Monday, May 18, 2009

CHILDISH vs. CHILDLIKE -- Devotional for May 18, from "Good Seeds"

I assure you, unless you turn from your sins and become as little children, you will never get into the kingdom of heaven. Therefore, anyone who becomes as humble as this little child is the greatest in the kingdom of heaven. (Matthew 18:3-4)

Any adult who has spent much time around a kindergarten teacher knows that feeling of being talked to and treated like a little child. Although Robert Fulghum made a good case for adults not taking their maturity too seriously in his essay, All I Really Need to Know I Learned in Kindergarten, still, for most of us, when we grow up we want to “put away childish things,” and speak and act and live – and be treated – as mature men and women. But there’s a conflict raging inside every adult between the external “man” and the “inner child.” Jesus Himself said, “unless we come as a little child we cannot enter the kingdom of heaven.” But I think He would make the distinction between being childlike, which is a good thing, and being childish, which is something certainly to outgrow – and the sooner the better! But the job description of a child is that he wants to play and have fun. Is that something we have to put away and outgrow in order to be taken seriously in the adult world? No. We all love to play and laugh and have fun. Maybe this is why standup comedians are so popular: they bring out the child inside of us. But the secret to their success is that they don’t treat us like children to do it. Hopefully not just entertainers can learn the secret of treating fellow adults with the respect they earned with their matriculation from elementary school, and still coax and cajole them, with the persuasive power of the kid next door, to “come out and play.” But what is it about children that Jesus wanted to emphasize? It was their humility. To be a child means that he, unlike his teenaged brothers and sisters (!), doesn’t know and can’t do everything.

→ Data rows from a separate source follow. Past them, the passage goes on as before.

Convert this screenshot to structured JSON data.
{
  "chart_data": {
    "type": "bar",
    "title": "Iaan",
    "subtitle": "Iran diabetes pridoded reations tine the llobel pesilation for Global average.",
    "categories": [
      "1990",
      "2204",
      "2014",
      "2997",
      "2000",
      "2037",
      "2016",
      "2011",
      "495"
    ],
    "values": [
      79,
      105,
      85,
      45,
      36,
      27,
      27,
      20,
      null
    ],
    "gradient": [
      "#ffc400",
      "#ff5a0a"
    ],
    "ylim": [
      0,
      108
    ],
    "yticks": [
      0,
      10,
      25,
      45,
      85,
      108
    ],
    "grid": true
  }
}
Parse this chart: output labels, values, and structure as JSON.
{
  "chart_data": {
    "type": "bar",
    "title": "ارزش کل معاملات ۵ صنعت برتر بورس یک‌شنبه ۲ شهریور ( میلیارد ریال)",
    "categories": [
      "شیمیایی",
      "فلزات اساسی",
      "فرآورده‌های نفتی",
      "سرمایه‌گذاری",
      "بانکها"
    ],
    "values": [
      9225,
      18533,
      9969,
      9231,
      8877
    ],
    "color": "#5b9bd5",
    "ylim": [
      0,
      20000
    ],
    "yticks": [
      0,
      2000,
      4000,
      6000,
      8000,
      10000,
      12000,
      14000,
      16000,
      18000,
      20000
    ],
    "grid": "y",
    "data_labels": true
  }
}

Children cry easily, give up quickly, run to Mama at the drop of a hat, jump on Daddy’s lap whenever it is empty, and usually confess their weaknesses and sins readily enough, in exchange for the forgiveness, restoration and help they discover is available to them when they are humble. Heaven will be populated with only saints, to be sure, but we can’t help but think, from reading this passage, that Jesus is assigning the mansions to the childlike humble ones, and the shacks to the self-styled arrogant ones – who may turn out to be the most childish of all! Oh that you and I will finally outgrow the tendency to proudly cover our sins, and grow into a childlike saint who quickly confesses them so we can jump back up on our DADDY’s lap!